Ночью Никсу мучила бессонница. Море шумело так сильно… Странно, что он никогда не слышал, как сильно, грозно и мучительно, оказывается, шумит море около виллы «Дисбах». Если в этом море живут русалки, то они не поют, а ревмя ревут. Он не хотел думать о русалках! Книжку Андерсена зашвырнул под кровать. И послал записку мамá о том, что хотел бы переехать к ней на виллу «Бермон».

Когда собирали вещи, Костин, камердинер Никсы, нашел книжку, покачал головой и упаковал вместе с самыми необходимыми вещами, которые решили отправить на виллу.

Устроившись в новой спальне, Никса с измученным выражением лица прикрыл глаза. Мое шумело и здесь. И еще громче, чем на вилле «Дисбах»!

– Тут гораздо тише, шум не будет беспокоить моего мальчика, – донесся до него голос мамá, и Никса прикусил губу от боли.

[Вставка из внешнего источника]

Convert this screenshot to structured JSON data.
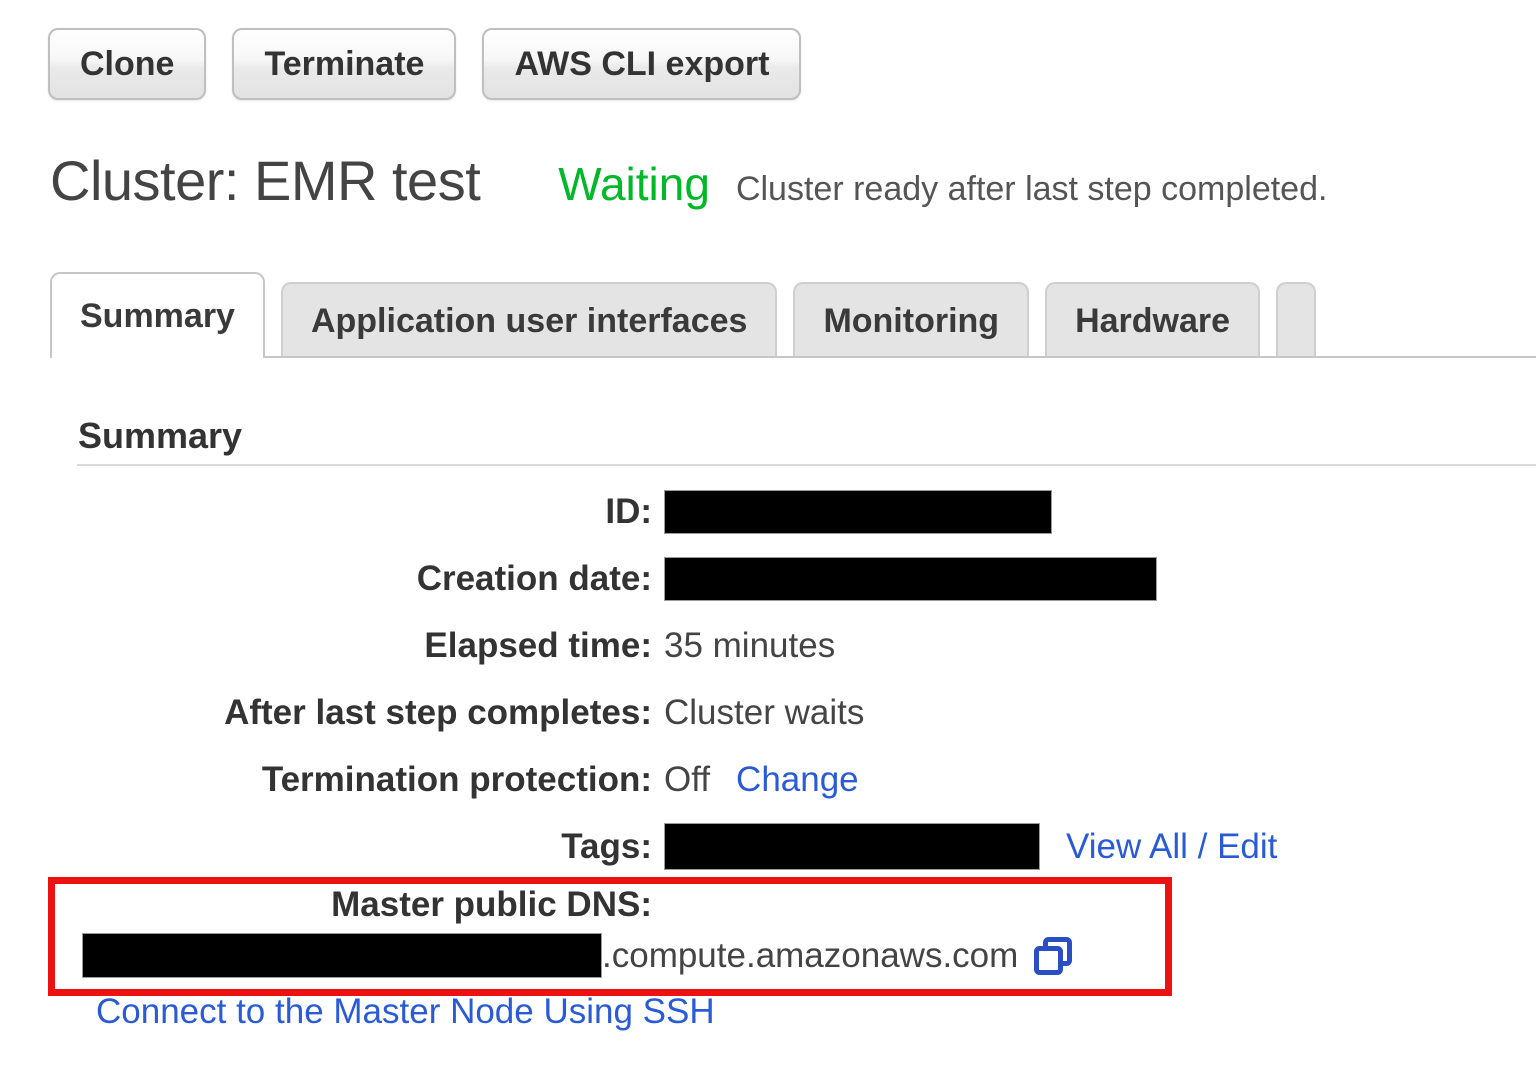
{
  "toolbar": {
    "buttons": [
      {
        "label": "Clone",
        "name": "clone-button"
      },
      {
        "label": "Terminate",
        "name": "terminate-button"
      },
      {
        "label": "AWS CLI export",
        "name": "aws-cli-export-button"
      }
    ]
  },
  "header": {
    "title": "Cluster: EMR test",
    "status_state": "Waiting",
    "status_message": "Cluster ready after last step completed.",
    "status_color": "#00b828"
  },
  "tabs": [
    {
      "label": "Summary",
      "active": true
    },
    {
      "label": "Application user interfaces",
      "active": false
    },
    {
      "label": "Monitoring",
      "active": false
    },
    {
      "label": "Hardware",
      "active": false
    },
    {
      "label": "",
      "active": false
    }
  ],
  "summary": {
    "heading": "Summary",
    "rows": [
      {
        "label": "ID:",
        "value": "",
        "redacted": true,
        "redact_width": 388
      },
      {
        "label": "Creation date:",
        "value": "",
        "redacted": true,
        "redact_width": 493
      },
      {
        "label": "Elapsed time:",
        "value": "35 minutes",
        "redacted": false
      },
      {
        "label": "After last step completes:",
        "value": "Cluster waits",
        "redacted": false
      },
      {
        "label": "Termination protection:",
        "value": "Off",
        "redacted": false,
        "link": "Change"
      },
      {
        "label": "Tags:",
        "value": "",
        "redacted": true,
        "redact_width": 376,
        "link": "View All / Edit"
      }
    ]
  },
  "master_dns": {
    "label": "Master public DNS:",
    "redacted_prefix": true,
    "redact_width": 520,
    "suffix": ".compute.amazonaws.com",
    "copy_icon": "copy-icon",
    "highlight_color": "#ee1111"
  },
  "ssh_link": "Connect to the Master Node Using SSH"
}
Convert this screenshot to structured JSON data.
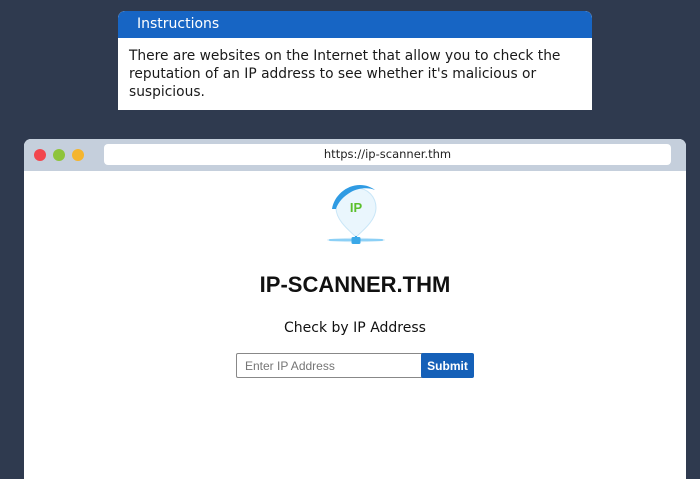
{
  "instructions": {
    "header": "Instructions",
    "body": "There are websites on the Internet that allow you to check the reputation of an IP address to see whether it's malicious or suspicious."
  },
  "browser": {
    "url": "https://ip-scanner.thm",
    "window_controls": [
      "close",
      "minimize",
      "maximize"
    ]
  },
  "page": {
    "logo_text": "IP",
    "title": "IP-SCANNER.THM",
    "subtitle": "Check by IP Address",
    "input_value": "",
    "input_placeholder": "Enter IP Address",
    "submit_label": "Submit"
  },
  "colors": {
    "background": "#2f3a4f",
    "instructions_header": "#1765c4",
    "titlebar": "#c5cfdc",
    "submit": "#1560b8",
    "dot_red": "#f2474e",
    "dot_green": "#8ec43b",
    "dot_yellow": "#f5b52e",
    "logo_green": "#5bbf2c",
    "logo_blue": "#3aa8e8"
  }
}
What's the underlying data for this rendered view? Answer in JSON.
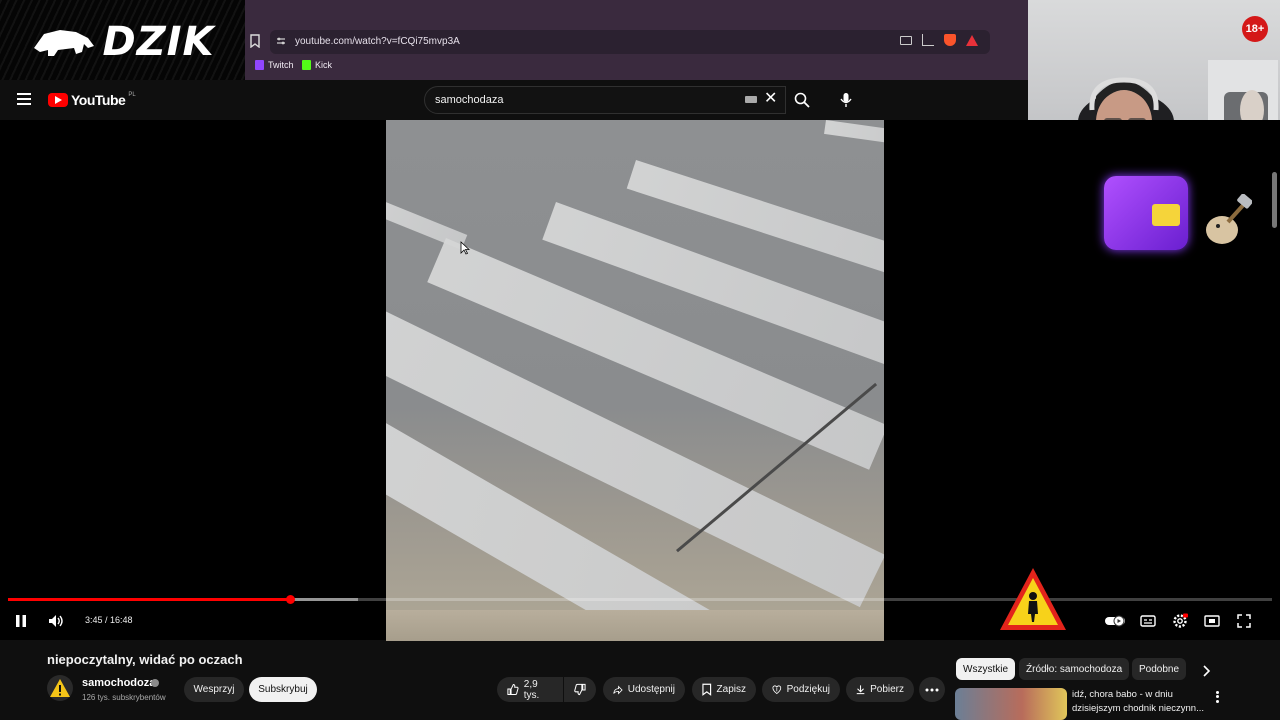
{
  "overlay": {
    "logo_text": "DZIK",
    "age_badge": "18+"
  },
  "browser": {
    "url": "youtube.com/watch?v=fCQi75mvp3A",
    "bookmarks": [
      {
        "label": "Twitch",
        "icon": "twitch-icon",
        "color": "#9146ff"
      },
      {
        "label": "Kick",
        "icon": "kick-icon",
        "color": "#53fc18"
      }
    ]
  },
  "youtube": {
    "logo_text": "YouTube",
    "region": "PL",
    "search": {
      "value": "samochodaza"
    }
  },
  "player": {
    "time_current": "3:45",
    "time_total": "16:48",
    "progress": 0.223,
    "buffered": 0.277,
    "time_display": "3:45 / 16:48"
  },
  "video": {
    "title": "niepoczytalny, widać po oczach",
    "channel": "samochodoza",
    "subscribers": "126 tys. subskrybentów",
    "support_label": "Wesprzyj",
    "subscribe_label": "Subskrybuj",
    "likes": "2,9 tys.",
    "share_label": "Udostępnij",
    "save_label": "Zapisz",
    "thanks_label": "Podziękuj",
    "download_label": "Pobierz"
  },
  "recommendations": {
    "chips": [
      "Wszystkie",
      "Źródło: samochodoza",
      "Podobne"
    ],
    "first_title": "idź, chora babo - w dniu dzisiejszym chodnik nieczynn..."
  },
  "colors": {
    "brand_red": "#ff0000",
    "browser_bg": "#3a2a3e",
    "page_bg": "#0f0f0f"
  }
}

Море шумело, шумело в его голове…

C этого времени его состояние начало непрерывно ухудшаться.


– Дитя мое…

Королева Луиза вдруг замолчала и беспомощно оглянулась на мужа.

Он коснулся ее руки, пытаясь ободрить, но его лицо было таким же мрачным, как лицо жены.

Минни удивленно смотрела на родителей.

Что случилось? Последнее время ее мучили тяжкие предчувствия. От Никсы давно не было вестей. Ни одного письма. Почему? Что случилось? Она знала, что он на юге Франции, лечится. Не может писать? Не хочет? Или…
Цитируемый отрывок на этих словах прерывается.